Re: System for which Solve and NSolve both fail
- To: mathgroup at smc.vnet.net
- Subject: [mg30580] Re: [mg30572] System for which Solve and NSolve both fail
- From: BobHanlon at aol.com
- Date: Thu, 30 Aug 2001 03:51:26 -0400 (EDT)

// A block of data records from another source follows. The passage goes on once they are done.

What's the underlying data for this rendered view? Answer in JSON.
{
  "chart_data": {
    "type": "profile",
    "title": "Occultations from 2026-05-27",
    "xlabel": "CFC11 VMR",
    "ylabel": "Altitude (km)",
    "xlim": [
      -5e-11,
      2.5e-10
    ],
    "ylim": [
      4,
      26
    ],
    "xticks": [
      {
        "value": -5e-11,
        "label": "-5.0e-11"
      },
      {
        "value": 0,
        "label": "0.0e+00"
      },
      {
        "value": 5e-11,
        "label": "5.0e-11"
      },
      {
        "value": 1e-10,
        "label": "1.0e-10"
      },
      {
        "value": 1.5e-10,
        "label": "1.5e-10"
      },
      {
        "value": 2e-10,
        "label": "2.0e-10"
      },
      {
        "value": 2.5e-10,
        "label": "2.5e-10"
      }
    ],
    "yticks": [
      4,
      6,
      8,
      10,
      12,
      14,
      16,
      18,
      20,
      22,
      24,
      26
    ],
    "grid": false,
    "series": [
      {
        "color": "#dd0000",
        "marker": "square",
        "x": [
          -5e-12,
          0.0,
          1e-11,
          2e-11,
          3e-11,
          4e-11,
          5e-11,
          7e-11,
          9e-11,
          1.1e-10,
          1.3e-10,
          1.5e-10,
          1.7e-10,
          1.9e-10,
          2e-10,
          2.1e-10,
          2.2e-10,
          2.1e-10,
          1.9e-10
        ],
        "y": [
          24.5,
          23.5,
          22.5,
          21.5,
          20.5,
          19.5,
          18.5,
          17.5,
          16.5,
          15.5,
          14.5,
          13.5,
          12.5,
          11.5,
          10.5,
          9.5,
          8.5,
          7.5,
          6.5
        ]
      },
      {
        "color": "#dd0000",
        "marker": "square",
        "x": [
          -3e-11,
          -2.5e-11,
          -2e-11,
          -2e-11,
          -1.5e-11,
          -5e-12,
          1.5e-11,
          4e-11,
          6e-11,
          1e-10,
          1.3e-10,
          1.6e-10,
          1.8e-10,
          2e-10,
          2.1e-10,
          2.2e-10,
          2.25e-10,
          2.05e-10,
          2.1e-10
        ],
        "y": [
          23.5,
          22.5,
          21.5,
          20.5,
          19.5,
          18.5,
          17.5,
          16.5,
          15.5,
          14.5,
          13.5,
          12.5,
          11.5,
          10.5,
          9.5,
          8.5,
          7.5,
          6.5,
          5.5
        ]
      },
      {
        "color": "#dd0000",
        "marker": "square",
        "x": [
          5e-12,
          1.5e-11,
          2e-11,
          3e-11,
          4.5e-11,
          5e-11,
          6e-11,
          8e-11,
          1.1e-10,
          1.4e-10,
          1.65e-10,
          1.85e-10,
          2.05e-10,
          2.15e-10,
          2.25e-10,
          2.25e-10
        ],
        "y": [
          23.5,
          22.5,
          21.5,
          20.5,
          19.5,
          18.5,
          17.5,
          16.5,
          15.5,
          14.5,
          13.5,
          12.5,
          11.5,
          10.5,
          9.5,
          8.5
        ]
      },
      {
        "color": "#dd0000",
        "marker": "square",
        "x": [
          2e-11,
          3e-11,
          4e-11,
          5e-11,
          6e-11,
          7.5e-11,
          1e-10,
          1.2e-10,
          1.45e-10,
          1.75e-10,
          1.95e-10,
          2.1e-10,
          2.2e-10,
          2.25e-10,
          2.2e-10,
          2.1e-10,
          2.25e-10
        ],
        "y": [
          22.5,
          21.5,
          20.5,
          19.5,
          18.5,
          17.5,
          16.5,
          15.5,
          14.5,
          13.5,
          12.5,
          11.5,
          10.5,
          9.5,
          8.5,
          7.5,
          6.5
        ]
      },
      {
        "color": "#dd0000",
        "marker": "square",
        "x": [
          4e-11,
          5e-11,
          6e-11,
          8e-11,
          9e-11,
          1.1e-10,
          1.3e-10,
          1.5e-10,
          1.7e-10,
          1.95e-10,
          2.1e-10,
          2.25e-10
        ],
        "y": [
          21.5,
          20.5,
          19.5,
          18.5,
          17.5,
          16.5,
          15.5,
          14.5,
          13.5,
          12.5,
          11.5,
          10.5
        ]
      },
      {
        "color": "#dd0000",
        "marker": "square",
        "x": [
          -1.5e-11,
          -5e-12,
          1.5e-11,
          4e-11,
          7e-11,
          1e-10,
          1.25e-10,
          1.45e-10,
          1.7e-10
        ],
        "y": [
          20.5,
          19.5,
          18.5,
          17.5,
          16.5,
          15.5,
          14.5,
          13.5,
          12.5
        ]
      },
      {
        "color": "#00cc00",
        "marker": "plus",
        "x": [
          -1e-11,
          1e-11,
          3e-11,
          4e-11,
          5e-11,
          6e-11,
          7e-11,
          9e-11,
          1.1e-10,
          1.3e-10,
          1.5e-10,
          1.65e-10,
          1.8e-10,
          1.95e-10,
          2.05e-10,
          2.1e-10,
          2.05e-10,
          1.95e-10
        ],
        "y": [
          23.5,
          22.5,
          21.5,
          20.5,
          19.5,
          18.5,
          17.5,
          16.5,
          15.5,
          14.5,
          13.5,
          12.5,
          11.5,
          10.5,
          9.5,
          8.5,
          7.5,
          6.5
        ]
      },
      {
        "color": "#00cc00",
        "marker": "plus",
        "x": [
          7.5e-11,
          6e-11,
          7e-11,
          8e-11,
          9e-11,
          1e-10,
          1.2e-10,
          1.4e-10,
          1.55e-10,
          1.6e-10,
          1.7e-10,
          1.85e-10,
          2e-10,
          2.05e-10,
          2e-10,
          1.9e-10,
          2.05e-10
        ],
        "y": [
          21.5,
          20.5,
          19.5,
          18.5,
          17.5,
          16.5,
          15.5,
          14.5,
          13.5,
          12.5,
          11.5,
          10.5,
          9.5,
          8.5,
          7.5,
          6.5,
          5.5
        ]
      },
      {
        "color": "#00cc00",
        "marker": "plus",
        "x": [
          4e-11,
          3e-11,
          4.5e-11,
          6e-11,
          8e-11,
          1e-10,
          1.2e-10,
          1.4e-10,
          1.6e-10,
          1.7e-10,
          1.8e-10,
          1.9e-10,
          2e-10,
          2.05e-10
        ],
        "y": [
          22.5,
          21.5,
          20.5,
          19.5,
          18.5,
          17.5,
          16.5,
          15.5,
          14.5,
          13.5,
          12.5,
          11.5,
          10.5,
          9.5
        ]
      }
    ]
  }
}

- Sender: owner-wri-mathgroup at wolfram.com
In a message dated 2001/8/29 2:11:11 AM, ben at spam.bugs.me.quickmath.com
writes:
>I noticed that Mathematica seems unable to solve this system of equations
>:
>
>3^x + 3^y = 90
>
>x + y = 6
>
>With a bit of thought, you can see by inspection that the solutions are
>
>{x , y} = {2 , 4} or {4 , 2}
>
>However, when I use the commands
>
>Solve[{3^x+3^y==90,x+y==6},{x,y}]
>
>or
>
>NSolve[{3^x+3^y==90,x+y==6},{x,y}]
>
>I get a warning message starting with
>
>Solve::incnst: Inconsistent or redundant transcendental equation
>
>Can anyone shed some light on what is going on here? Any way to get around
>this problem?
>
Needs["Graphics`ImplicitPlot`"];
Needs["Graphics`Colors`"];
Solve and NSolve are primarily for polynomial equations. Use FindRoot
eqns = {3^x + 3^y == 90, x + y == 6};
ImplicitPlot[eqns, {x, 1, 5}, {y, 1, 5}, PlotStyle -> {Red, Blue}];
FindRoot[eqns, {x, 4.1}, {y, 2.2}] // Rationalize[#, 1*^-8]&
{x -> 4, y -> 2}
FindRoot[eqns, {x, 2.2}, {y, 4.1}] // Rationalize[#, 1*^-8]&
{x -> 2, y -> 4}
eqns /. {%, %%}
{{True, True}, {True, True}}
Bob Hanlon
Chantilly, VA USA